Sevsen El-Sajan, Suudi Arabistan şehirlerini sanatıyla yorumluyor

Abha'nın mirasının derinliği hakkında bir tablo
Abha'nın mirasının derinliği hakkında bir tablo
TT

Sevsen El-Sajan, Suudi Arabistan şehirlerini sanatıyla yorumluyor

Abha'nın mirasının derinliği hakkında bir tablo
Abha'nın mirasının derinliği hakkında bir tablo

İlk kişisel sergisinde sunduğu 30 resimle Suudi şehirlerini canlı kadın karakterlerle resmeden Suudi sanatçı Sevsen El-Sajan ‘Her şehrin bir kadın’ olduğuna inanıyor. Riyad'daki Naila Galeri'nin ev sahipliğinde düzenlenen sergi, Suudi şehirlerini yeni bir sanatsal vizyonla değerlendirmek için ziyaretçileri eşsiz bir deneyim sunuyor. Serginin önceki gün sona erdiği ifade edildi. 
Sajan, Şarku'l Avsat'a yaptığı açıklamada, "Eski mahalleleri olan şehirler ve duvarlarındaki yazıtlı binalar, güzel kokular ve anılarla dolu geçmiş günlerin tatlı hikayeleriyle beni büyülüyor. Binalar ve şehirler,  doğanın ve zamanın karşısında dimdik duran canlı figürler” ifadelerini kullandı. Sajan, şehirleri, gizemli güzelliğinin hazinelerini ve büyüsünü keşfetmeye düşünenleri zorlayan parlak renkler ve çok sayıda şekil sergileyen bir kadın olarak tasvir ettiğini belirtti.

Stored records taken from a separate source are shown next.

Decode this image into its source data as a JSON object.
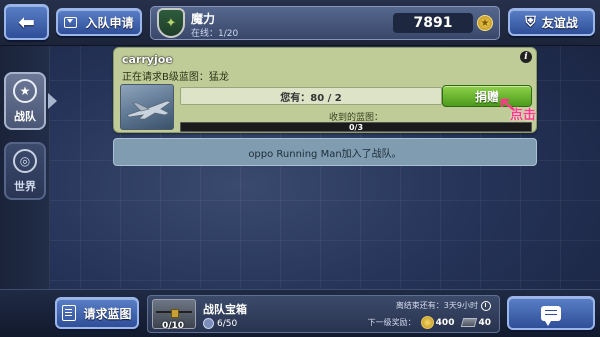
{
  "header": {
    "back_icon": "back-arrow-icon",
    "join_button_label": "入队申请",
    "clan": {
      "name": "魔力",
      "online": "在线：1/20",
      "trophies": "7891",
      "badge_icon": "clan-badge-icon"
    },
    "friend_battle_label": "友谊战"
  },
  "sidebar": {
    "tabs": [
      {
        "label": "战队",
        "icon": "shield-star-icon",
        "active": true
      },
      {
        "label": "世界",
        "icon": "globe-icon",
        "active": false
      }
    ]
  },
  "request_card": {
    "player_name": "carryjoe",
    "request_text": "正在请求B级蓝图：猛龙",
    "have_text": "您有：80 / 2",
    "donate_label": "捐赠",
    "received_label": "收到的蓝图：",
    "progress_text": "0/3",
    "progress_fraction": 0,
    "hint_text": "点击"
  },
  "messages": [
    {
      "text": "oppo Running Man加入了战队。"
    }
  ],
  "footer": {
    "request_blueprint_label": "请求蓝图",
    "chest": {
      "title": "战队宝箱",
      "count": "0/10",
      "members": "6/50",
      "time_left": "离结束还有：3天9小时",
      "next_reward_label": "下一级奖励：",
      "coins": "400",
      "ingots": "40"
    }
  },
  "colors": {
    "card_bg": "#c0cc98",
    "donate_green": "#6cb733",
    "message_bg": "#7f9cb0",
    "hint_pink": "#ff3a8a"
  }
}
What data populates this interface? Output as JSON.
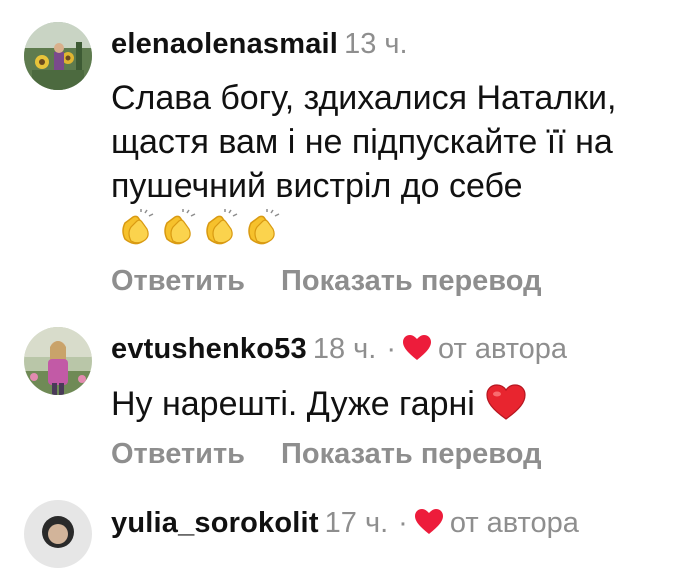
{
  "comments": [
    {
      "username": "elenaolenasmail",
      "time": "13 ч.",
      "text": "Слава богу, здихалися Наталки, щастя вам і не підпускайте її на пушечний вистріл до себе",
      "emoji": "clapping-hands x4",
      "reply_label": "Ответить",
      "translate_label": "Показать перевод",
      "liked_by_author": false
    },
    {
      "username": "evtushenko53",
      "time": "18 ч.",
      "separator": "·",
      "author_badge": "от автора",
      "text": "Ну нарешті. Дуже гарні",
      "emoji": "red-heart",
      "reply_label": "Ответить",
      "translate_label": "Показать перевод",
      "liked_by_author": true
    },
    {
      "username": "yulia_sorokolit",
      "time": "17 ч.",
      "separator": "·",
      "author_badge": "от автора",
      "liked_by_author": true
    }
  ],
  "colors": {
    "text": "#111111",
    "secondary": "#8e8e8e",
    "heart": "#ed1c3b"
  }
}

Serginin içinde gezerken, her bir resim diğerinden tamamen farklı bir hikaye anlatıyormuş gibi, her eser ile diğeri arasındaki karşıtlık net bir şekilde ortaya çıkıyor. El-Ula şehrini tasvir eden bir tabloyu işaret ederek, Suudi Arabistan’ın şehirlerini karakterize eden zengin çeşitliliğin göstergesi olduğunu belirten Sajan, “İki dağ arasında uzanan El-Ula'nın güzelliğine ve çekiciliğine davetmiş gibi kırmızı dudaklı, saçlarının El-Ula'nın yeşil vahalarından ilham aldığı, örgüleri hurma dalları gibi olan bir kadın görüyoruz” diyor.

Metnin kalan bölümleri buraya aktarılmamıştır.